Wymogi Facebooka dotyczące postów politycznych od czasu afery Cambridge Analytica zostały zaostrzone. Obligatoryjne jest na przykład umieszczanie na reklamach nazwiska polityka finansującego kampanię, co ogranicza możliwość wpływania na masowe nastroje polityczne zza granicy (co miało miejsce i było udokumentowane w 2016 roku). Blokowane są także posty nawołujące do przemocy lub sugerujące gdzie i jak powinni głosować wyborcy. Problem w tym, że obecne narzędzia Facebooka nie czynią z płatnych politycznych wpisów czegoś, na czym można polegać, bo politycy nadal mogą kłamać w nich bez przeszkód.

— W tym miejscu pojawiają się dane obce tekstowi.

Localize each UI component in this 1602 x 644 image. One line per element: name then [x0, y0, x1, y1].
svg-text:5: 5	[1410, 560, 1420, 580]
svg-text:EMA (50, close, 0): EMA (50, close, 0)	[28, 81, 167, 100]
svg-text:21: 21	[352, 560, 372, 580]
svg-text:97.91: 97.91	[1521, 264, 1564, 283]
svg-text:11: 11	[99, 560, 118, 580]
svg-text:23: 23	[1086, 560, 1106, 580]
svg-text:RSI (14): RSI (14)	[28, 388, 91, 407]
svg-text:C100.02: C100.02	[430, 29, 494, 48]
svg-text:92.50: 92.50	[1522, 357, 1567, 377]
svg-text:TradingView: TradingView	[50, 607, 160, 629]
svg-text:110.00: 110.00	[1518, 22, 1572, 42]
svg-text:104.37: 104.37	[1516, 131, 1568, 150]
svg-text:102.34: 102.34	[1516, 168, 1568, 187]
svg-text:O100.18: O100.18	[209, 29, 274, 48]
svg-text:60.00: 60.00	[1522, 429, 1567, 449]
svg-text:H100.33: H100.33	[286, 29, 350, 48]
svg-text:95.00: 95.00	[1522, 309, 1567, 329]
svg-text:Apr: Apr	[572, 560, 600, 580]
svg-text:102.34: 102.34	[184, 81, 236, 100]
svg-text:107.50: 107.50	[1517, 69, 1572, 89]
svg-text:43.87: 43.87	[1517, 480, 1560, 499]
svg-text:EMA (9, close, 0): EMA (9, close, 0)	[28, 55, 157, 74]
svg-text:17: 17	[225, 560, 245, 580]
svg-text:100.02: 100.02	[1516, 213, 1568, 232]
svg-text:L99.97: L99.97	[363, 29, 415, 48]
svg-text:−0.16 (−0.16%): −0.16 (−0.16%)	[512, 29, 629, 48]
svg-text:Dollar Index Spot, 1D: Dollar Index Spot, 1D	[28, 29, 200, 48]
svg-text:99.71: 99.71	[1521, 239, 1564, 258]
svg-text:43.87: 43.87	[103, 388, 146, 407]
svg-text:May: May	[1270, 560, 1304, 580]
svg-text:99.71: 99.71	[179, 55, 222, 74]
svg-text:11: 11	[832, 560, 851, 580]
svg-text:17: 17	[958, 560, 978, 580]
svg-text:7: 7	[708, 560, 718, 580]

A political message earns reach when people decide to follow an account or retweet. Paying for reach removes that decision, forcing highly optimized and targeted political messages on people. We believe this decision should not be compromised by money.
— jack⚡️ (@jack) October 30, 2019
Twitter nie jest bez skazy
To nie tak, że Dorsey i jego platforma są nieskazitelnie czyste. Do tej pory Twitter też nie stronił od politycznych reklam i zapewniał im zasięgi niezależnie od ich treści. Dodatkowo platforma często stosowała podwójne zasady, blokując za małe przewinienia pomniejszych użytkowników serwisu, a tolerując ewidentne łamanie regulaminu przez popularnych polityków i osoby publiczne, odwracając wzrok od mowy nienawiści, tak krytykowanej przez Twittera przy innych okazjach. W gruncie rzeczy nadal pod tym względem niewiele się zmieniło, bo Dorsey już jakiś czas temu zapowiadał, że osoby publiczne łamiące regulamin będą piętnowane przez serwis, co oczywiście dotąd nie miało miejsca.
Twitter tłumaczy, że nie chce w żaden sposób faworyzować osób stojących przy władzy, a tym najłatwiej jest finansować kampanie reklamowe z cudzej kieszeni. Co prawda rządzącym nadal pozostaje płacenie za fermy trolli, których w serwisie nie brakuje, ale umywając ręce od oficjalnego przyzwolenia na czerpanie korzyści z politycznych tweetów, Dorsey wydaje się być bardziej fair wobec użytkowników jej platformy społecznościowej niż Zuckerberg i spółka.